“Look dad, I’m a Scratch pro”

 

Here’s a fun and creative project for Father’s Day. Build your own e-card to give to your Dad. This is a great idea if you and your dad are into coding and technology. Show off your coding creativity and digital skills by sending Dad a personalised, animated e-card with audio. This is also a great idea if you may not be able to see Dad for Father’s Day and you would like to email him a surprise e-card. You can also use for other occasions like birthdays, anniversaries, and holidays.

Here is the finished product, so that you can see what it will look like. 

 

Your e-card does not have to look exactly the same. You can customise your e-card to match your style, interests and personality. 

Sign up to Scratch

Before starting this e-card project you will need to sign up to Scratch to get your own username and password. This way you can save your Scratch projects online in your user profile. If you need extra help, download this pdf guide on how to sign up to Scratch.

Here’s a sample of the e-card. Play it first, and later we will break down its different components and how they work together.

What happens when you play the animation?

  1. Click on green flag to start.

  2. The first backdrop* is “Backdrop 1” which is the front of the card. 

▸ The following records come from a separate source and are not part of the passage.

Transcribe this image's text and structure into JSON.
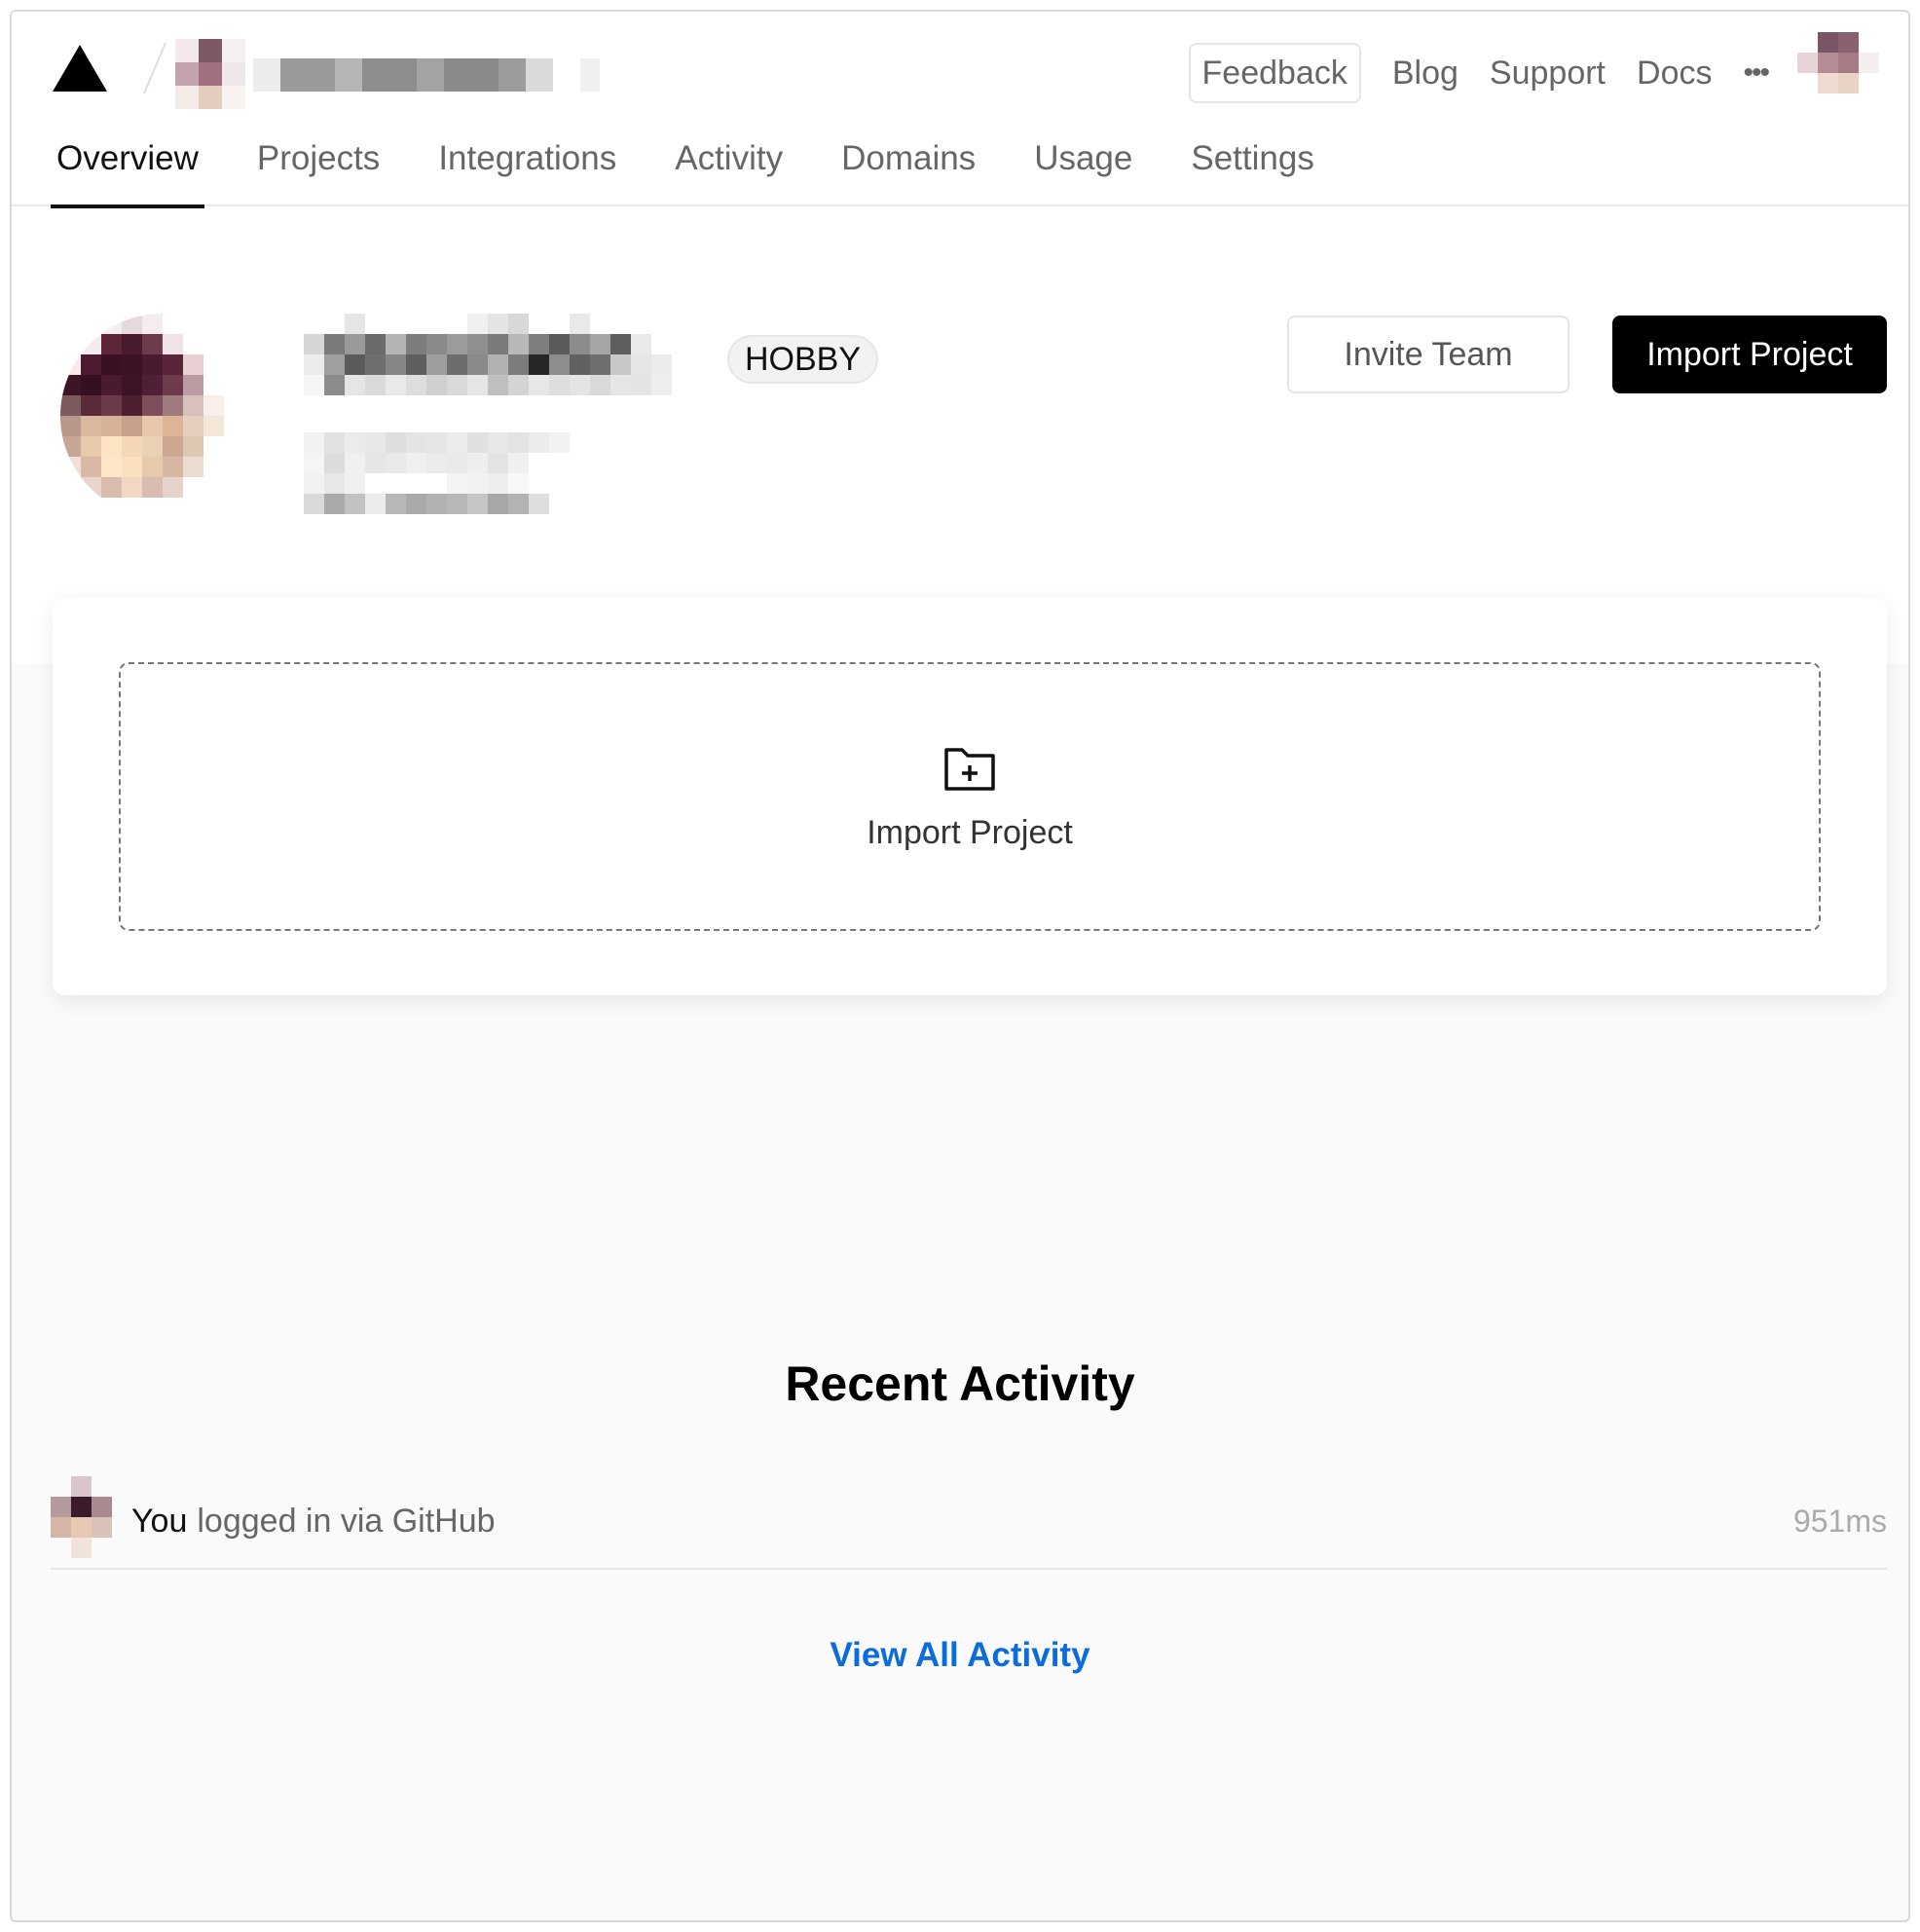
{
  "header": {
    "links": [
      "Feedback",
      "Blog",
      "Support",
      "Docs"
    ],
    "feedback_label": "Feedback",
    "blog_label": "Blog",
    "support_label": "Support",
    "docs_label": "Docs",
    "more_label": "•••"
  },
  "tabs": [
    {
      "label": "Overview",
      "active": true
    },
    {
      "label": "Projects",
      "active": false
    },
    {
      "label": "Integrations",
      "active": false
    },
    {
      "label": "Activity",
      "active": false
    },
    {
      "label": "Domains",
      "active": false
    },
    {
      "label": "Usage",
      "active": false
    },
    {
      "label": "Settings",
      "active": false
    }
  ],
  "profile": {
    "plan": "HOBBY",
    "invite_label": "Invite Team",
    "import_label": "Import Project"
  },
  "import_card": {
    "label": "Import Project"
  },
  "recent_activity": {
    "title": "Recent Activity",
    "items": [
      {
        "actor": "You",
        "text": "logged in via GitHub",
        "time": "951ms"
      }
    ],
    "view_all_label": "View All Activity"
  },
  "colors": {
    "accent_link": "#0b6ce0",
    "primary_button": "#000000",
    "background": "#fafafa"
  }
}
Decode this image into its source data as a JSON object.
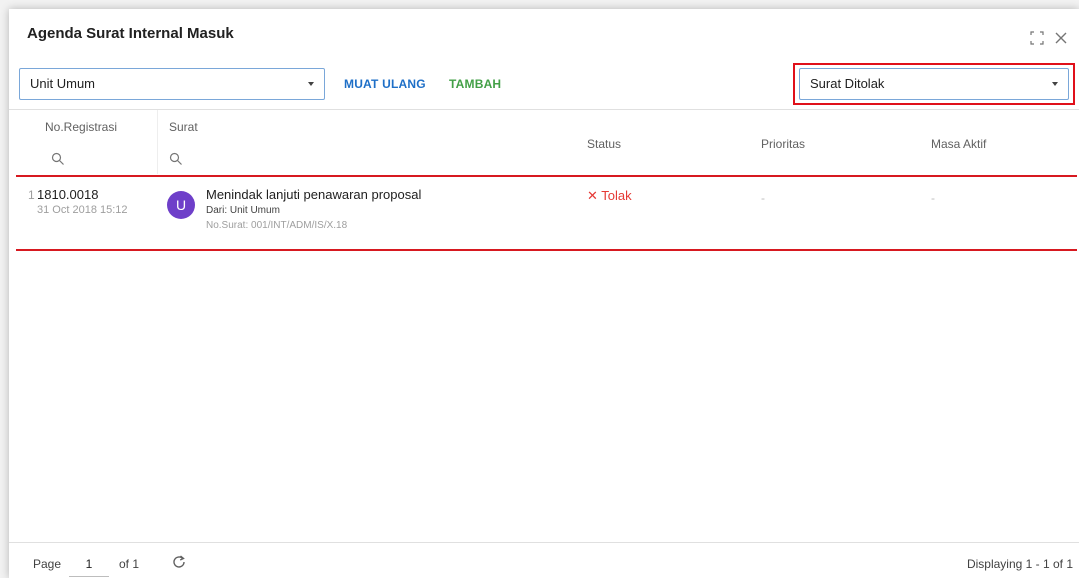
{
  "window": {
    "title": "Agenda Surat Internal Masuk"
  },
  "toolbar": {
    "unit_select": "Unit Umum",
    "reload_label": "MUAT ULANG",
    "add_label": "TAMBAH",
    "filter_select": "Surat Ditolak"
  },
  "columns": {
    "registration": "No.Registrasi",
    "letter": "Surat",
    "status": "Status",
    "priority": "Prioritas",
    "active_period": "Masa Aktif"
  },
  "rows": [
    {
      "number": "1",
      "registration_no": "1810.0018",
      "date": "31 Oct 2018 15:12",
      "avatar_letter": "U",
      "subject": "Menindak lanjuti penawaran proposal",
      "sender": "Dari: Unit Umum",
      "letter_no": "No.Surat: 001/INT/ADM/IS/X.18",
      "status": "✕ Tolak",
      "priority": "-",
      "active_period": "-"
    }
  ],
  "footer": {
    "page_label": "Page",
    "page_value": "1",
    "of_label": "of 1",
    "displaying": "Displaying 1 - 1 of 1"
  },
  "colors": {
    "reload": "#1e6fc7",
    "add": "#43a047",
    "status_rejected": "#e53935",
    "highlight": "#e0101a",
    "avatar": "#6e3fc9"
  },
  "icons": {
    "maximize": "maximize-icon",
    "close": "close-icon",
    "search": "search-icon",
    "refresh": "refresh-icon"
  }
}
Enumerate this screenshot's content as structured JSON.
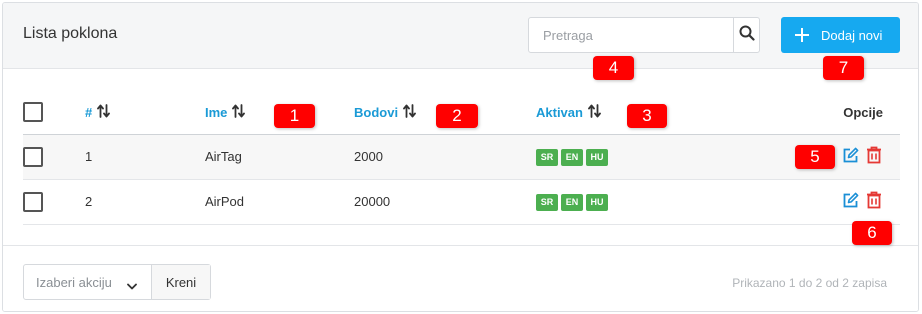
{
  "header": {
    "title": "Lista poklona",
    "search_placeholder": "Pretraga",
    "search_value": "",
    "search_icon": "search-icon",
    "add_label": "Dodaj novi",
    "add_icon": "plus-icon"
  },
  "table": {
    "columns": {
      "number": "#",
      "name": "Ime",
      "points": "Bodovi",
      "active": "Aktivan",
      "options": "Opcije"
    },
    "rows": [
      {
        "index": "1",
        "name": "AirTag",
        "points": "2000",
        "langs": [
          "SR",
          "EN",
          "HU"
        ]
      },
      {
        "index": "2",
        "name": "AirPod",
        "points": "20000",
        "langs": [
          "SR",
          "EN",
          "HU"
        ]
      }
    ]
  },
  "footer": {
    "bulk_action_placeholder": "Izaberi akciju",
    "apply_label": "Kreni",
    "info": "Prikazano 1 do 2 od 2 zapisa"
  },
  "markers": [
    "1",
    "2",
    "3",
    "4",
    "5",
    "6",
    "7"
  ],
  "colors": {
    "accent": "#16a9f0",
    "link": "#1a9ad6",
    "badge_green": "#4caf50",
    "delete_red": "#e53935",
    "edit_blue": "#1a8fd6",
    "marker_red": "#ff0000"
  }
}
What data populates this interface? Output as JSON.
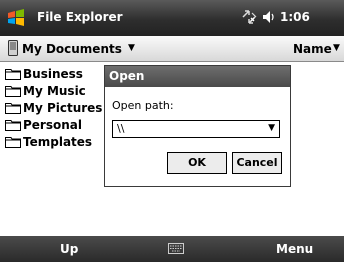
{
  "titlebar": {
    "app_title": "File Explorer",
    "time": "1:06",
    "icons": [
      "windows-logo-icon",
      "connectivity-icon",
      "volume-icon"
    ]
  },
  "folderbar": {
    "folder": "My Documents",
    "sort": "Name"
  },
  "files": [
    {
      "name": "Business",
      "icon": "folder-icon"
    },
    {
      "name": "My Music",
      "icon": "folder-icon"
    },
    {
      "name": "My Pictures",
      "icon": "folder-icon"
    },
    {
      "name": "Personal",
      "icon": "folder-icon"
    },
    {
      "name": "Templates",
      "icon": "folder-icon"
    }
  ],
  "dialog": {
    "title": "Open",
    "label": "Open path:",
    "path_value": "\\\\",
    "ok_label": "OK",
    "cancel_label": "Cancel"
  },
  "softkeys": {
    "left": "Up",
    "right": "Menu",
    "center_icon": "keyboard-icon"
  },
  "colors": {
    "titlebar": "#2e2e2e",
    "dialog_title": "#5a5a5a",
    "folder_icon": "#c9a64a"
  }
}
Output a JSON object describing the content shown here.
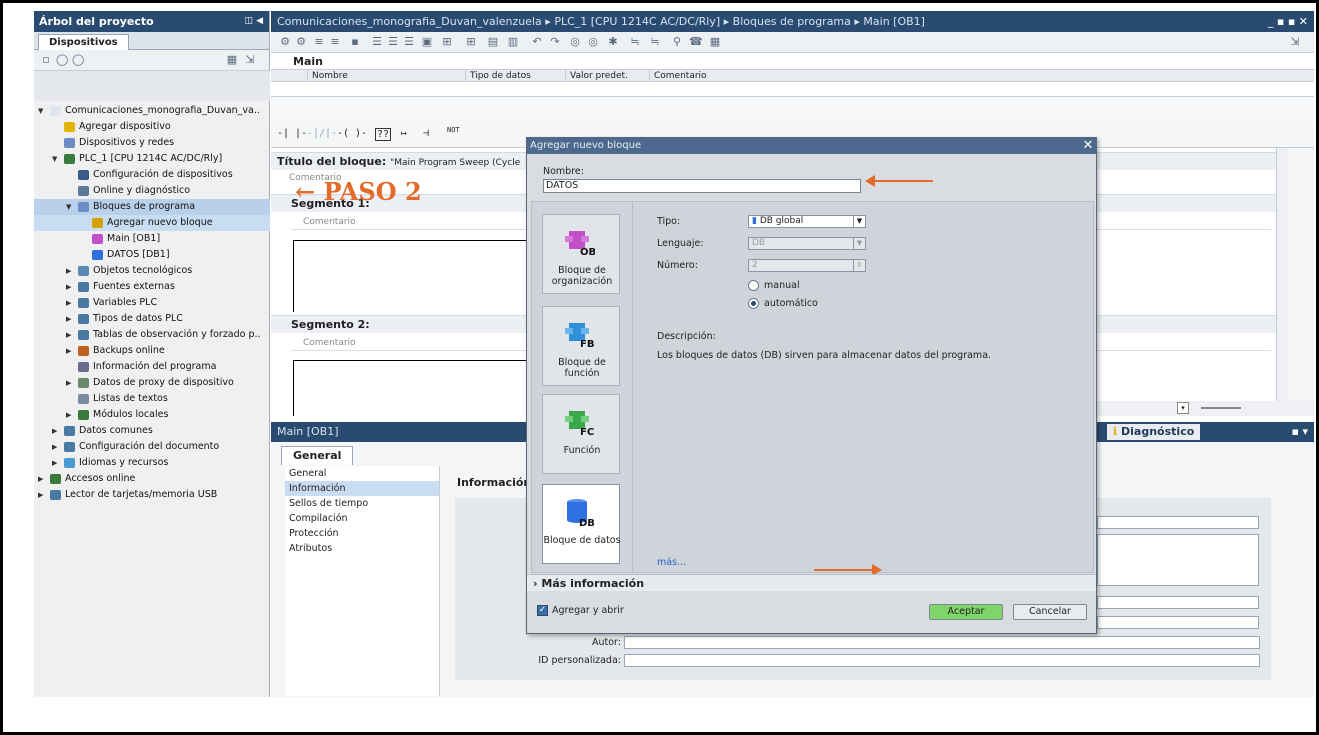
{
  "project_tree": {
    "title": "Árbol del proyecto",
    "tab": "Dispositivos",
    "items": [
      {
        "label": "Comunicaciones_monografia_Duvan_va.."
      },
      {
        "label": "Agregar dispositivo"
      },
      {
        "label": "Dispositivos y redes"
      },
      {
        "label": "PLC_1 [CPU 1214C AC/DC/Rly]"
      },
      {
        "label": "Configuración de dispositivos"
      },
      {
        "label": "Online y diagnóstico"
      },
      {
        "label": "Bloques de programa"
      },
      {
        "label": "Agregar nuevo bloque"
      },
      {
        "label": "Main [OB1]"
      },
      {
        "label": "DATOS [DB1]"
      },
      {
        "label": "Objetos tecnológicos"
      },
      {
        "label": "Fuentes externas"
      },
      {
        "label": "Variables PLC"
      },
      {
        "label": "Tipos de datos PLC"
      },
      {
        "label": "Tablas de observación y forzado p.."
      },
      {
        "label": "Backups online"
      },
      {
        "label": "Información del programa"
      },
      {
        "label": "Datos de proxy de dispositivo"
      },
      {
        "label": "Listas de textos"
      },
      {
        "label": "Módulos locales"
      },
      {
        "label": "Datos comunes"
      },
      {
        "label": "Configuración del documento"
      },
      {
        "label": "Idiomas y recursos"
      },
      {
        "label": "Accesos online"
      },
      {
        "label": "Lector de tarjetas/memoria USB"
      }
    ]
  },
  "main": {
    "breadcrumb": "Comunicaciones_monografia_Duvan_valenzuela  ▸  PLC_1 [CPU 1214C AC/DC/Rly]  ▸  Bloques de programa  ▸  Main [OB1]",
    "window_controls": "_ ▪ ▪ ✕",
    "block_name": "Main",
    "columns": [
      "Nombre",
      "Tipo de datos",
      "Valor predet.",
      "Comentario"
    ],
    "ladder_symbols": [
      "-| |-",
      "-|/|-",
      "-( )-",
      "??",
      "↦",
      "⊣",
      "NOT"
    ],
    "block_title_label": "Título del bloque:",
    "block_title_value": "\"Main Program Sweep (Cycle",
    "comment": "Comentario",
    "segment1": "Segmento 1:",
    "segment2": "Segmento 2:",
    "annotation_paso2": "PASO 2"
  },
  "inspector": {
    "title": "Main [OB1]",
    "tab_general": "General",
    "diag_tab": "Diagnóstico",
    "nav": [
      "General",
      "Información",
      "Sellos de tiempo",
      "Compilación",
      "Protección",
      "Atributos"
    ],
    "section": "Información",
    "autor_label": "Autor:",
    "id_label": "ID personalizada:"
  },
  "dialog": {
    "title": "Agregar nuevo bloque",
    "name_label": "Nombre:",
    "name_value": "DATOS",
    "blocks": [
      {
        "code": "OB",
        "label": "Bloque de organización",
        "color": "#c04fc8"
      },
      {
        "code": "FB",
        "label": "Bloque de función",
        "color": "#2f8fd8"
      },
      {
        "code": "FC",
        "label": "Función",
        "color": "#3aa84a"
      },
      {
        "code": "DB",
        "label": "Bloque de datos",
        "color": "#2f6fe0"
      }
    ],
    "tipo_label": "Tipo:",
    "tipo_value": "DB global",
    "lenguaje_label": "Lenguaje:",
    "lenguaje_value": "DB",
    "numero_label": "Número:",
    "numero_value": "2",
    "manual": "manual",
    "automatico": "automático",
    "descripcion_label": "Descripción:",
    "descripcion": "Los bloques de datos (DB) sirven para almacenar datos del programa.",
    "mas_link": "más...",
    "mas_info": "Más información",
    "agregar_abrir": "Agregar y abrir",
    "aceptar": "Aceptar",
    "cancelar": "Cancelar"
  },
  "colors": {
    "titlebar": "#2a4b70",
    "accent_arrow": "#e36c2a",
    "accept_btn": "#7fd46a"
  }
}
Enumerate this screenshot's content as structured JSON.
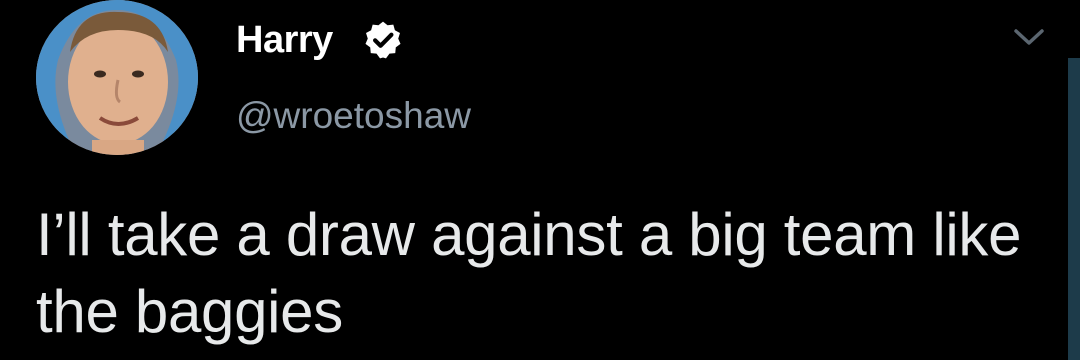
{
  "tweet": {
    "author": {
      "display_name": "Harry",
      "handle": "@wroetoshaw",
      "verified": true,
      "avatar_icon": "profile-photo"
    },
    "text": "I’ll take a draw against a big team like the baggies",
    "menu_icon": "chevron-down-icon"
  },
  "colors": {
    "background": "#000000",
    "name": "#ffffff",
    "handle": "#8b98a5",
    "text": "#e7e9ea",
    "verified_badge": "#ffffff"
  }
}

  3. Click on the arrow to turn the page.
  4. Background changes to “Backdrop 2” which is the partly opened card.
  5. Background changes to “Backdrop 3” which is the inside of the card.
  6. Music plays.
  7. Words and picture glide into position.

* The ‘backdrop’ refers to the background image of the animation. In this father’s day e-card animation, the backdrop images are images of the card in various states: closed i.e. the image of the front of the card, partly opened, and open i.e. the image of the inside of the card. 

The use of backdrops is key to this Scratch project. The e-card uses 3 backdrops. Click the above image to see the three backdrop images. 

E-card animation design flowchart: from Background 1 to Background 3. 
E-card animation design flowchart: from Background 1 to Background 3. 

Steps to build the e-card

  1. Remix the empty card. You can find the empty card to remix here.  (originally by ‘Scratchteam’)

  2. Draw the arrow as a new sprite. Sprites are characters or objects in your program. If you want to animate your arrow you will need to create two costumes for the arrow sprite. Costumes are the appearance of the sprite. (A sprite is an object and a costume is how that object looks temporarily.) You can also change the colour effect when animating the arrow by using the ‘change colour effect by __’ block. 

  3. Program the arrow to change the backgrounds when clicked.  
  4. Create an animation for the front of the card. Our card has an image of a penguin with a party hat surrounded by animated party streamers. You can animate the streamers by creating two costumes. 
  5. Create an animation for the inside of the card i.e. “Backdrop 3”. Words and pictures glide onto the inside page of the card. You can create an animated heart that pulses (using a ‘change costume’ block inside a ‘forever’ block) or animate any other image (using the ‘go to x: _ y: _’ block and ‘glide _ secs to x: _ y: _’ block). The text “Happy Father’s Day” glides onto the card coming from different directions. 
  6. Ensure that all sprites hide and show as required using the ‘hide’ block, ‘show’ block and ‘when backdrop switches to ____’ block. Some sprites hide at the start of the animation whilst other sprites show. Some sprites hide at when the backdrop switches to “Backdrop 3” whilst other sprites show. 

Note which sprites hide and which sprites show at each backdrop change.

In the animation of the e-card, sprites are designed to hide and show depending on the background.
In the animation of the e-card, sprites are designed to hide and show depending on the background.